How to Compose Piano Music

The piano instrument has always been the choice of legends. Although it’s not easy to play or compose piano music, it’s the most sought-after instrument because it allows you to play two sounds with your two hands. Besides, renowned musicians like Beethoven and Mozart gave piano music hype that’s meant to last for ages.
Granted, composing piano music isn’t a walk in the park. You need to be fully aware of your notes, and some piano skills will come in handy.
Let’s see how to compose piano music without making things hard on yourself.

Step 1: Listen to Different Styles of Piano Music

There are thousands, and maybe millions, of music pieces written explicitly for the piano. When attempting to compose your piece, listening to finished pieces comes incredibly in handy. You may also get inspired by a specific style or note.
To listen to different styles, you may opt for jazz and classical pieces. They’re both piano music, but they couldn’t be more different, which could help you decide which style you want to go with.
While listening to complete pieces, keep an ear out for the chords used in each style. You can begin with Chopin’s works for a start. And you can start listening to Satie later on; he composed a considerable variety of piano music styles. Finally, if you want something more jazz, you can listen to Dave Brubeck’s pieces.

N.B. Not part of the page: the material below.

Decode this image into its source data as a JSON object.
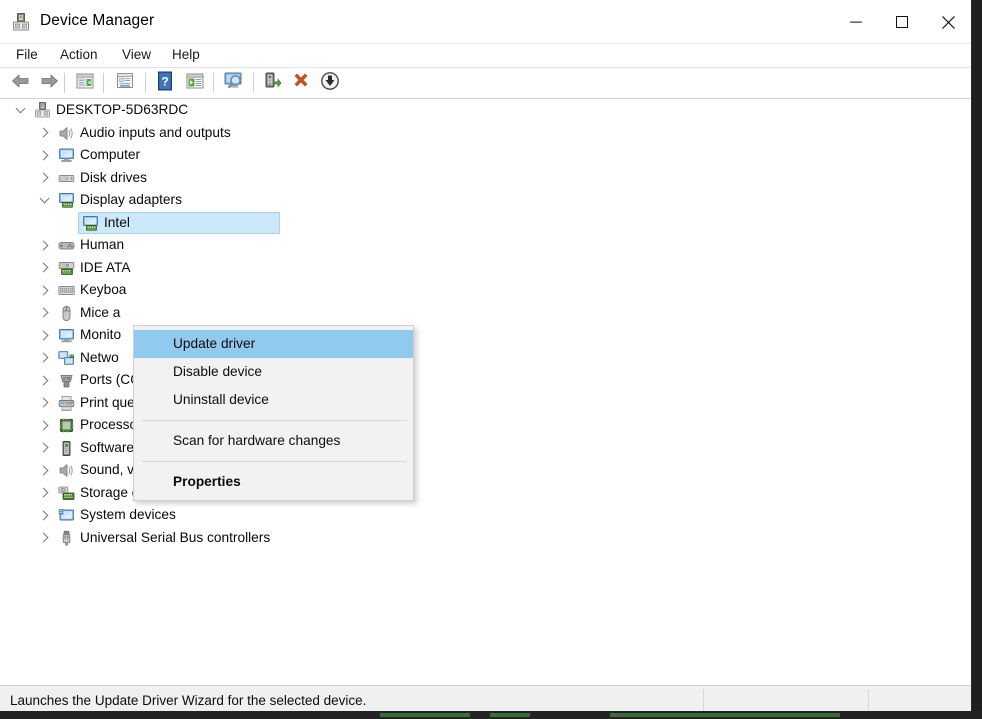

Step 2: Practice Some Piano Scales

When you start with the actual composing, it’d be good if you’ve already practiced your scales. It doesn’t matter whether you’re a professional or a beginner; everyone needs a mind refreshment at some point. It wouldn’t hurt to practice some scales to warm up your fingers.
It’d be better to practice scales you’re not familiar with at first. It’ll give you a chance to practice, and it may spark up new inspiration.
Besides, scales can make a world of difference when it’s time to write your melody. Deciding which scale you’ll use will draw out a map in your mind of the notes you should use and the ones you should avoid.

Step 3: Start With the Melody

No one composes a piece at one try. Every musician should start first with the melody, and then the rest will follow. So, don’t put too much pressure on yourself to have the entire piece ready in your head.
If you have a melodic phrase in your mind, start with it as the centerpiece of your composition. Then, when you begin composing, the melody will be the focal point, and it’ll naturally take you to an entire composition.
Just make sure to keep improvising on it to reach the results you desire. It’ll eventually get you to your chorus, which is the main focus of your piece.

Step 4: Choose Your Tonality

The tonality of your musical piece dictates whether it’s Minor or Major, and it decides the key you’ll use. You may think the key choice is merely an arbitrary decision you have to make along the way. What you don’t know is, your choice of the key has the most significant effect on your music and sounds.
On top of that, if you get inspired later and want to change the key you chose before, it’ll take a huge amount of time to do so. You’ll basically have to convert a whole composition into another key—note by note. So, it’s easier to just choose your tonality from the start and stand by your decision.

Step 5: Try Different Chord Progressions

Luckily for you, piano music has been around since the 1700s. So naturally, all possible combinations you can think of have been experimented with and studied by different musicians. As a result of that, there are some famous chords you can use without having to try your luck in new ones.
For example, the I-IV-V-vi progression is among the most commonly used ones in piano music composing. If you’re not familiar with it, the lower case indicates a minor chord, while the numerals denote the number of keys above the root chord. Nearly all piano musicians are familiar with it, and the keys go perfectly well together.
If you want to try different progressions, it’s recommended to use a chord map first. Then, once you get the basics down, the rest will follow without thinking much of it.

Step 6: Use Scales to Develop Your Melodies

In piano music, a scale is a group of notes moving in harmony to produce sound, and they move in a stepwise sequence that resembles a ladder. If you don’t already know this, each scale starts on its tonic, otherwise called keynote. So, if you’re playing your A Major scale, it’ll start on note A, and so on.
When developing your melodies, it’s advised to use scales because they’ll keep your selection of notes limited. So you won’t be lost among all the different notes you can use.
Just make sure before you play the scale that it’s matching your key and chords.

Step 7: Use Notation to Record Everything

As you probably already know, notation is the musical language. If you’re attempting to compose piano music, you need to have at least basic knowledge of notations. It’s vital to write down your ideas correctly in notations, so you can play your notes in the correct order until you memorize them.
Granted, it may take some time to learn notation and get the hang of it, but it’s an essential skill.
If you’re still a beginner, you may try sight-reading some easy songs at first until you get the hang of it.


Composing piano music isn’t a piece of cake, but it shouldn’t be too hard if you’ve got what it takes. After a couple of tries, you’ll have gotten used to the drill. As long as you practice your scales, know your key, and know how to write notations, the process should go smoothly enough.